Unmanaged Code
Some library code will need to call into unmanaged code (for example, native code APIs, such as Win32). Because that means going outside the security perimeter for managed code, due caution is required. If your code is security neutral (see the Security-Neutral Code section of this document), both your code and any code that calls it must have unmanaged code permission (SecurityPermission.UnmanagedCode).
However, it will often be unreasonable to require your caller to have such powerful permissions. In such cases, your trusted code can be the go-between, similar to the managed wrapper or library code described previously. If the underlying unmanaged code functionality is totally safe, it can be directly exposed; otherwise, a suitable permission check (demand) is required first.
When your code calls into unmanaged code but you do not want your callers to have that permission, you must assert your right. An assertion blocks the stack walk at your frame. You must be scrupulously careful that you do not create a security hole in this process. Usually this means that you must demand a suitable permission of your callers and then use only unmanaged code to perform what that permission allows and no more. In some cases (for example, get time of day), unmanaged code can be directly exposed to callers without any security checks. In any case, any code that asserts must take responsibility for security.
Because any managed code that affords a code path into native code is a potential target for malicious code, determining which unmanaged code can be safely used and how it must be used requires extreme care. Generally, no unmanaged code should ever be directly exposed to partially trusted callers (see the following section). There are two primary considerations in evaluating the safety of unmanaged code use in libraries that are callable by partially trusted code:
Functionality. Does the unmanaged API provide safe functionality that does not allow potentially dangerous operations to be performed by calling it? Code access security uses permissions to enforce access to resources, so consider whether the API uses files, user interface, threading, or exposes protected information. If it does, the managed code wrapping it must demand the necessary permissions before allowing it to be entered. Additionally, while not protected by a permission, security requires that memory access be confined to strict type safety.
Parameter checking. A common attack passes unexpected parameters to exposed unmanaged code API methods in an attempt to cause them to operate out of specification. Buffer overruns are one common example of this type of attack (using out of range index or offset values), or any parameters that might exploit a bug in the underlying code. Thus, even if the unmanaged code API is functionally safe for partially trusted callers (after necessary demands), managed code must also check parameter validity exhaustively to ensure that no unintended calls are possible from malicious code using the managed code wrapper layer.
Using SuppressUnmanagedCodeSecurity
There is a performance aspect to asserting and then calling unmanaged code. For every such call, the security system automatically demands unmanaged code permission, resulting in a stack walk each time. If you assert and immediately call unmanaged code, the stack walk can be meaningless: it consists of your assert and your unmanaged code call.
A custom attribute called SuppressUnmanagedCodeSecurity can be applied to unmanaged code entry points to disable the normal security check that demands SecurityPermission.UnmanagedCode. Extreme caution must always be taken when doing this because this action creates an open door into unmanaged code with no runtime security checks. It should be noted that even with SuppressUnmanagedCodeSecurity applied, there is a one-time security check that happens at JIT time to ensure that the immediate caller has permission to call unmanaged code.
If you use the SuppressUnmanagedCodeSecurity attribute, check the following points:
Make the unmanaged code entry point inaccessible outside your code (for example, "internal").
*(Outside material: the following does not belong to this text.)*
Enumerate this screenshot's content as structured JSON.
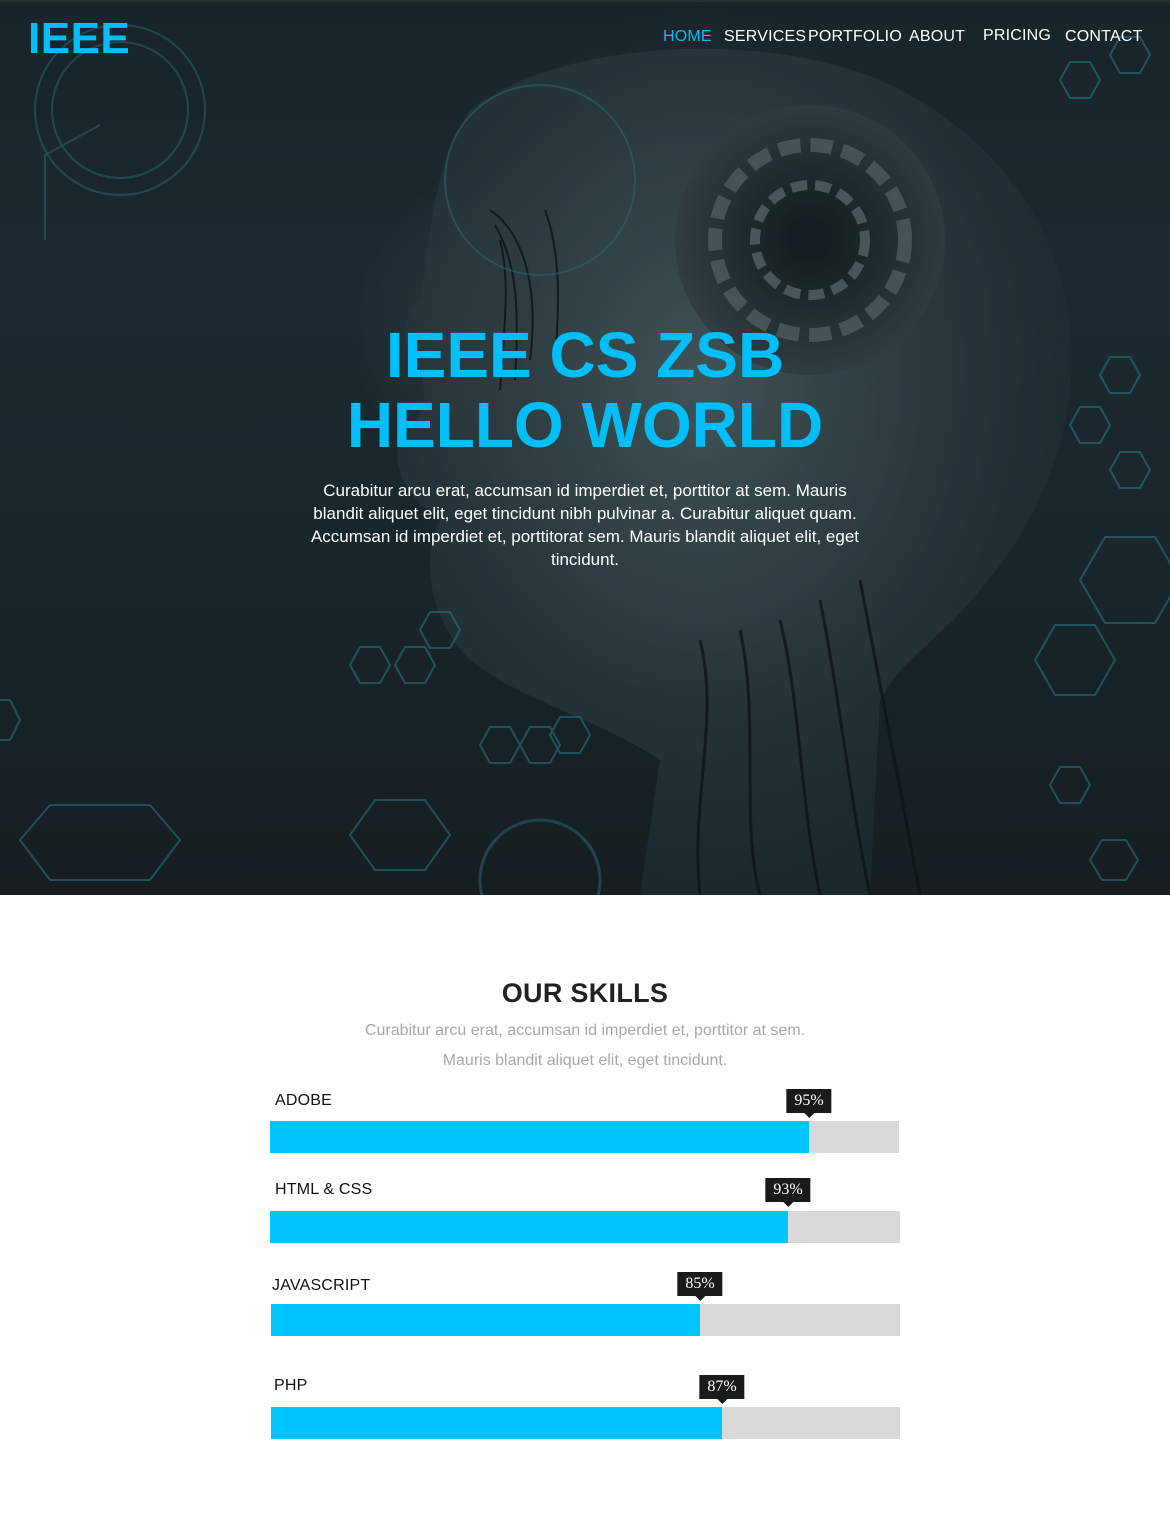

Any place you call into unmanaged code is a potential security hole. Make sure your code is not a portal for malicious code to indirectly call into unmanaged code and avoid a security check. Demand permissions, if appropriate.
Use a naming convention to make it explicit when you are creating a dangerous path into unmanaged code, as described in the next section.
Naming Convention for Unmanaged Code Methods
A useful and highly recommended convention has been established for naming unmanaged code methods. All unmanaged code methods are separated into three categories: safe, native, and unsafe. These keywords can be used as class names within which the various kinds of unmanaged code entry points are defined. In source code these keywords should be added to the class name; for example, Safe.GetTimeOfDay or Native.Xyz or Unsafe.DangerousAPI. Each of these categories should send a strong message to the developers using them as described in the following table.
Keyword Security considerations
safe Completely harmless for any code (even malicious) to call. Can be used just like other managed code. Example: get time of day.
native Security neutral; that is, unmanaged code that requires unmanaged code permission to call. Security is checked, which stops an unauthorized caller.
unsafe Potentially dangerous unmanaged code entry point with security suppressed. Developers should use the greatest caution when using such unsafe code, making sure that other protections are in place to avoid a security vulnerability. Developers must be responsible as this keyword overrides the security system.